CORS(app, origins=os.getenv('CORS_ORIGINS', '').split(','))

🐛 Troubleshooting

Common Issues

  1. Claude AI API Errors

    • Verify API key is valid
    • Check API quota and limits
    • Ensure proper model access
  2. SVG Generation Failures

    • Check prompt complexity
    • Verify SVG output format
    • Review error logs
  3. Performance Issues

    • Monitor response times
    • Check server resources
    • Optimize AI model usage

Debug Mode

Enable debug logging:

app.config['DEBUG'] = True
logging.getLogger().setLevel(logging.DEBUG)

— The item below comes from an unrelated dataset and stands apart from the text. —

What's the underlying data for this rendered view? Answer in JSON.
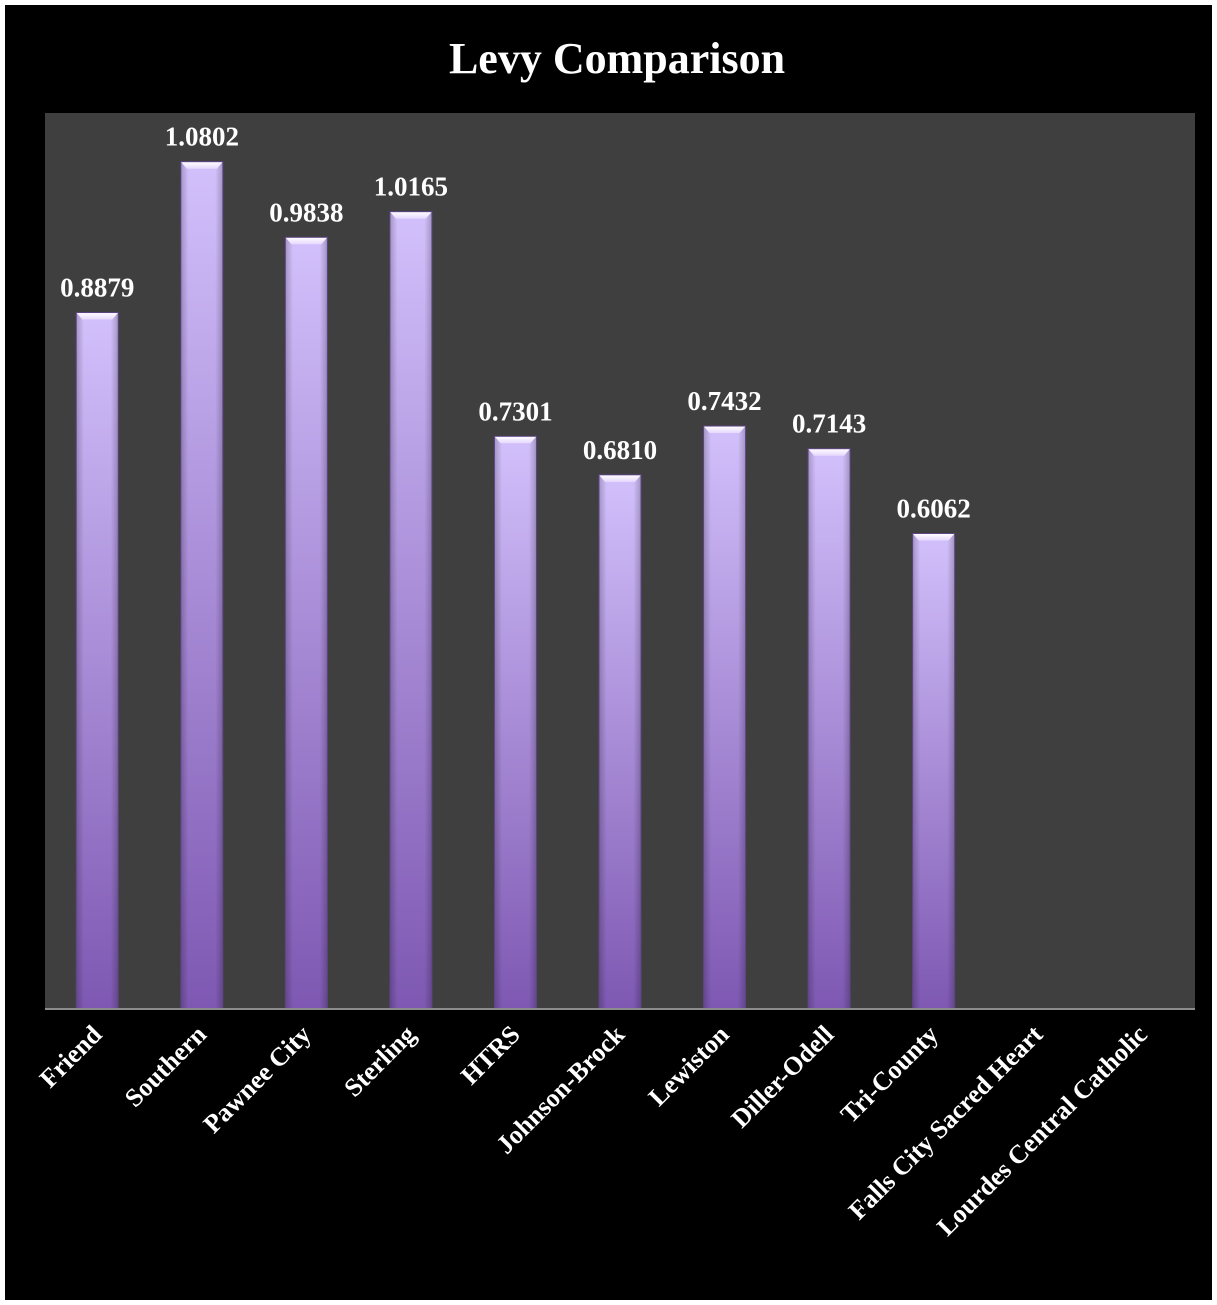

📈 Performance Optimization

Caching Strategies

  • Response caching for similar prompts
  • SVG template caching
  • AI response caching

Async Processing

  • Background SVG generation
  • Queue-based processing
  • WebSocket updates

Resource Management

  • Connection pooling
  • Memory optimization
  • CPU usage monitoring

🔮 Future Enhancements

Planned Features

  • Template System: Pre-built wireframe templates
  • Custom Styling: User-defined color schemes
  • Export Options: PNG, PDF, and other formats
  • Collaboration: Real-time editing and sharing
  • Version Control: Wireframe history and branching

Scalability Improvements

  • Microservices: Separate AI and SVG services
  • Load Balancing: Multiple backend instances
  • CDN Integration: Global content delivery
  • Database Storage: Wireframe persistence

🤝 Contributing

  1. Fork the repository
  2. Create a feature branch
  3. Implement your changes
  4. Add tests and documentation
  5. Submit a pull request

Development Guidelines

  • Follow PEP 8 style guidelines
  • Add type hints for new functions
  • Include docstrings for all functions
  • Write tests for new features

📄 License

This project is licensed under the MIT License - see the LICENSE file for details.

🆘 Support

For support and questions:

  • Create an issue in the repository
  • Check the troubleshooting section
  • Review the frontend documentation
  • Contact the development team

Note: This backend service is designed to work with the Prompt to Wireframe frontend application, providing SVG wireframe generation capabilities through Claude AI integration.